Radars photo: quand David fait trébucher Goliath
Au Québec, la sécurité routière est très présente dans l’actualité. En fait, l’argument soulignant l’importance de la sécurité routière vient légitimer, jusqu’à un certain point, plusieurs formes de contrôle social formel dont les radars photo font partie. Fin novembre 2016, un verdict décisif est tombé: la manière d’appliquer la loi par ces outils technologiques est déficiente, voire illégale. C’est ce qui ressort des propos de l’honorable juge Serge Cimon dans son jugement.
Une automobiliste reçoit une contravention pour avoir circulé à 141 km/h dans une zone de 70 km/h. Un grand excès de vitesse qui lui coûte 1160 $. L’Infraction est contestée et la Couronne a le fardeau de présenter une preuve hors de tout doute raisonnable. Ce test de la cour ne sera pas réussi, ce qui portera un sérieux coup concernant l’usage de ces appareils.
Dans son jugement, le juge Cimon qualifie la preuve présentée de déficiente. Plus précisément, la faille relevée par la défense relève du fait que la preuve constitue du « ouï-dire », ce qui n’a aucune valeur probante à la cour. Ici, c’est l’aspect normatif qui est remis en question. En effet, la façon de faire actuelle est-elle vraiment conforme à ce qui doit être fait ? Plus simplement, un policier ne peut attester par écrit la présence des panneaux affichant la limite de vitesse ainsi que la calibration de l’appareil s’il ne l’a pas lui-même constaté. Même si un collègue l’a fait. La cour n’accepte pas de preuves de « seconde main ».

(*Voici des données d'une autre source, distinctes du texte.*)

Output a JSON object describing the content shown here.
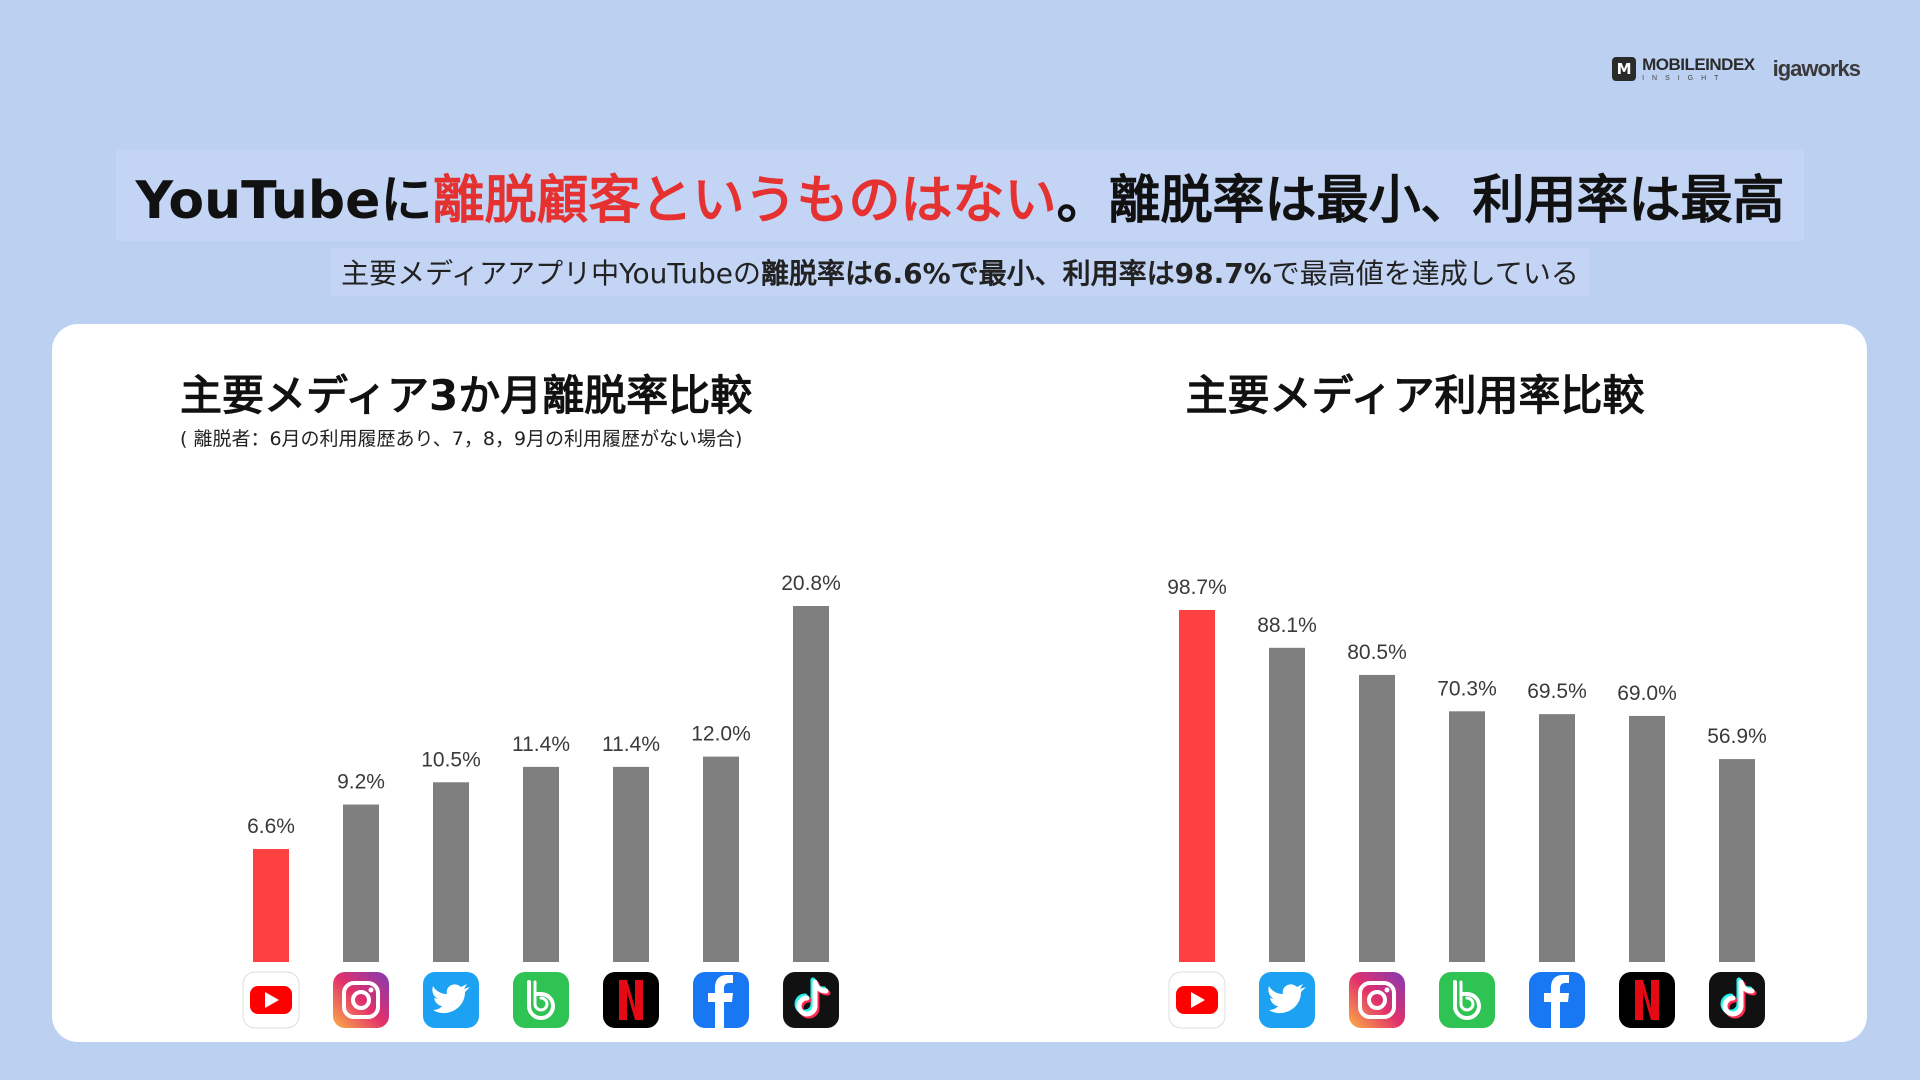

Le débat juridique met en lumière une autre observation: la demande de retrait du constat par la Couronne. On peut apprendre, toujours selon le jugement, que cette demande semble « motivée par le fait d’empêcher le Tribunal d’examiner la prétention de la défenderesse à l’effet que la preuve en matière de cinémomètre photographique fixe est basée sur une preuve par ouï-dire illégale et inadmissible ». Pourtant, une telle demande avait déjà été accueillie dans une cause antérieure. Cette fois-ci, cette requête ne sera pas acceptée afin de favoriser une décision sur le fond. La justice ayant suivi son cours, le jugement défavorable à l’utilisation des radars photo devra être pris sérieusement en considération dans la pratique future.
À cet égard, au lendemain du jugement, les organismes impliqués (Sûreté du Québec et direction des poursuites criminelles et pénales) sont en mode « appropriation » du jugement. Une question cependant: qu’arrive-t-il des autres constats d’infraction émis avec cette même pratique de travail ? En effet, les arguments de Me Rousseau, avocat de la partie défenderesse, pourraient être repris par d’autres automobilistes présumés fautifs. Pour le moment, des centaines de causes sont mises en veilleuse. Cette situation représente donc un enjeu monétaire important.
En effet, 690 000 constats d’infraction ont été émis par des radars photo depuis 2009 au Québec. Le total des amendes s’élève à 92 millions de dollars. Selon le juge, les radars photos sont souvent perçus par les justiciables comme des « vaches à lait » utilisés pour produire des revenus. Toutefois, le ministre des Transports, Laurent Lessard, fait valoir l’argument de la sécurité routière, souvent invoqué pour accompagner les mesures mises en place. Le message: ralentir permet d’améliorer le bilan en sécurité routière.
Ces propos du ministre permettent de présenter la situation des radars photo sous un angle plus acceptable. En effet, obtenir une excellente note au niveau du bilan routier profite à tout le monde. Moins de collisions, moins de blessés, de morts et par le fait même, une réduction des coûts amenés par la gestion des collisions et des victimes.
Le système policier québécois se base sur le concept de « policing by consent », ou police consensuelle. Bien que l’utilisation des radars photo ne semble pas faire consensus dans la population et que la cour ait formulé certains reproches dans leur utilisation, il est à prévoir que des modifications dans la façon de présenter la preuve seront mises de l’avant. En fait, ces modifications seront incontournables pour poursuivre leur utilisation, car le DPCP ne compte pas aller en appel du verdict.